Atos saisit le Parquet national financier au sujet d’un actionnaire à l’identité mystère
L’entreprise Atos, sous le feu des projecteurs pour des problèmes de comptabilité dans deux unités aux Etats-Unis, a déposé plainte mardi devant le Parquet national financier (PNF) pour diffusion d’informations fausses ou trompeuses à la suite de déclarations de franchissement de seuils de la part d’un actionnaire, a indiqué une porte-parole de la société à l’agence Agefi-Dow Jones.
Mardi, elle avait aussi annoncé avoir contacté l’Autorité française des marchés financiers (AMF) concernant l’identité incertaine d’un nouvel actionnaire qui a déclaré détenir plus de 5% du capital du groupe, avait rapporté BFM Business. A savoir la société Finsur, qui avait indiqué à l’AMF avoir dépassé les 5% du capital d’Atos dans un avis daté du 17 mai. Ces 5,08% du capital d’Atos en faisait l’un de ses principaux actionnaires. Cette société est ensuite repassée sous ce seuil le 21 mai, pour ne détenir plus que 4,23%, selon un autre avis de l’AMF. Cette prise de participation résulte d’acquisitions et de cessions d’actions sur le marché, a précisé l’autorité.
Selon BFM Business, Finsur, une société enregistrée dans l’Etat américain du Delaware, a été créée en octobre 2017 sans aucun apport ni filiale. Elle est détenue par Dylan Dariah, une personne domiciliée à Beaugency, dans le Loiret. Finsur a été radiée en France le 18 février 2020 après avoir été inscrite au greffe du Tribunal d’Orléans en 2019, précise BFM Business.

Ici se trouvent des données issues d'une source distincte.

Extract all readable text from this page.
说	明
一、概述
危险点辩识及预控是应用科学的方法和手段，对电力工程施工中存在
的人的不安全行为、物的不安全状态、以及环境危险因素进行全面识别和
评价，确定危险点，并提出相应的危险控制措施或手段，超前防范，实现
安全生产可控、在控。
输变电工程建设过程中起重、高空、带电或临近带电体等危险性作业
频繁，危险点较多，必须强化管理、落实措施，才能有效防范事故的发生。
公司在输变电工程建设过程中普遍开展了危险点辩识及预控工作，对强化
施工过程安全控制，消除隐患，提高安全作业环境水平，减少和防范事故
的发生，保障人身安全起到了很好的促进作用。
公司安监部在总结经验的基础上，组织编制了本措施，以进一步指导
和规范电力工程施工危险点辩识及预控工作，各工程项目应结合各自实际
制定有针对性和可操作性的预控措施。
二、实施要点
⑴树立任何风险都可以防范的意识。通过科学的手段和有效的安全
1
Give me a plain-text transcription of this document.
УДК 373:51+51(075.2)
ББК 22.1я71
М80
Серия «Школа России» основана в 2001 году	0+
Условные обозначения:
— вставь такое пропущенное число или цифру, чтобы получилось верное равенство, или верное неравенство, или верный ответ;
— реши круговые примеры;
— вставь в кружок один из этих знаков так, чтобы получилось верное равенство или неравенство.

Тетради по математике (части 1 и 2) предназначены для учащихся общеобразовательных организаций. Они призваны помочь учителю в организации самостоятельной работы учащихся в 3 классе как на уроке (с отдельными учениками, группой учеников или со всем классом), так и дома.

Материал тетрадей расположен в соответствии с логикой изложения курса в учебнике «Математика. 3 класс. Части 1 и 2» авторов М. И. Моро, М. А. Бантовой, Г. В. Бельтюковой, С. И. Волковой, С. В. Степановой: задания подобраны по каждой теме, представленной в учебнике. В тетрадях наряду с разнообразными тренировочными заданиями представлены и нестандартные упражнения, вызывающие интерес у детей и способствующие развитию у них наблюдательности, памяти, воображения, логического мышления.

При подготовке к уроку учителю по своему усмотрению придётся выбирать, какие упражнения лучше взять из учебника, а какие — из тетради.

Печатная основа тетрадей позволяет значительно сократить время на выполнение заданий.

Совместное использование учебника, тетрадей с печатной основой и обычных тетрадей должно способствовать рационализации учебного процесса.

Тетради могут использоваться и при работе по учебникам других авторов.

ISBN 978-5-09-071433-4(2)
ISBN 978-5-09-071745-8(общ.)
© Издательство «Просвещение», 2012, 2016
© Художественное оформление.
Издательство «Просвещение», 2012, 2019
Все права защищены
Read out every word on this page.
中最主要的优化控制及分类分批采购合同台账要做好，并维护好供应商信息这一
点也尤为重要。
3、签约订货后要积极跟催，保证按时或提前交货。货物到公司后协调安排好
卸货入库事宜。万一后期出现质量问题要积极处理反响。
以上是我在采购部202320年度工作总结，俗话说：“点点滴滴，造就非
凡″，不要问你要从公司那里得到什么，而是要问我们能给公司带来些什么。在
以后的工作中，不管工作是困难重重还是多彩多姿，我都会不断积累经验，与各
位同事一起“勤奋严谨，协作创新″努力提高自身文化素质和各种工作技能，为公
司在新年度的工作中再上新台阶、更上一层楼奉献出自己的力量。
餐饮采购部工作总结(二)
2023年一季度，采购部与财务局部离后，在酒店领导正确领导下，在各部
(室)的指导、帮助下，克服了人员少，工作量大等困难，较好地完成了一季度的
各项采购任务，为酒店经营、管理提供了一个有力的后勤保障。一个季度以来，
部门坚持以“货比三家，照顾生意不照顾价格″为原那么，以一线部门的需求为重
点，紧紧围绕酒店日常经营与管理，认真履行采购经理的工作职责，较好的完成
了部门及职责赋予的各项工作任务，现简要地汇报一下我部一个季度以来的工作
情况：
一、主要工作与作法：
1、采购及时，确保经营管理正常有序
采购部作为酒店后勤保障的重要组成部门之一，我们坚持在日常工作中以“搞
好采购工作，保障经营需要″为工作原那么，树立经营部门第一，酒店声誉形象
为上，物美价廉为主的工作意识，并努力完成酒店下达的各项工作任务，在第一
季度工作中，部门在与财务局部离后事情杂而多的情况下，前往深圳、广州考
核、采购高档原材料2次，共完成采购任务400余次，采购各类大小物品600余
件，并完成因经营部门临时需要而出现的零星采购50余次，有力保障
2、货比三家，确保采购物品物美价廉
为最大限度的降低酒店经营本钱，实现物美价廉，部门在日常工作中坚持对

En février 2020, Dylan Dariah a créé une autre société, Tiniance Investment, également basée à Beaugency. «D’après les statuts de cette dernière société, ce natif de Martinique n’a que 26 ans et réside à la même adresse que les sociétés Finsur et Tiniance», explique BFM Business. La radio indique avoir tenté de joindre le dirigeant de ces entreprises en passant par son notaire, qui a n’a pas souhaité répondre, invoquant le secret professionnel.
L’affaire intervient alors que Atos mène actuellement une revue complète des bilans de deux de ses filiales aux Etats-Unis après avoir identifié des erreurs comptables. Les actionnaires d’Atos ont ainsi rejeté les comptes consolidés 2020 en assemblée générale le 12 mai. L’annonce de la découverte de ces erreurs a fait chuter la valeur boursière du groupe, qui accuse une baisse de plus de 26% depuis le début de l’année, à un peu plus de six milliards d’euros. Atos doit faire un point sur ce dossier lors de la présentation de ses résultats du premier semestre, prévue le 28 juillet.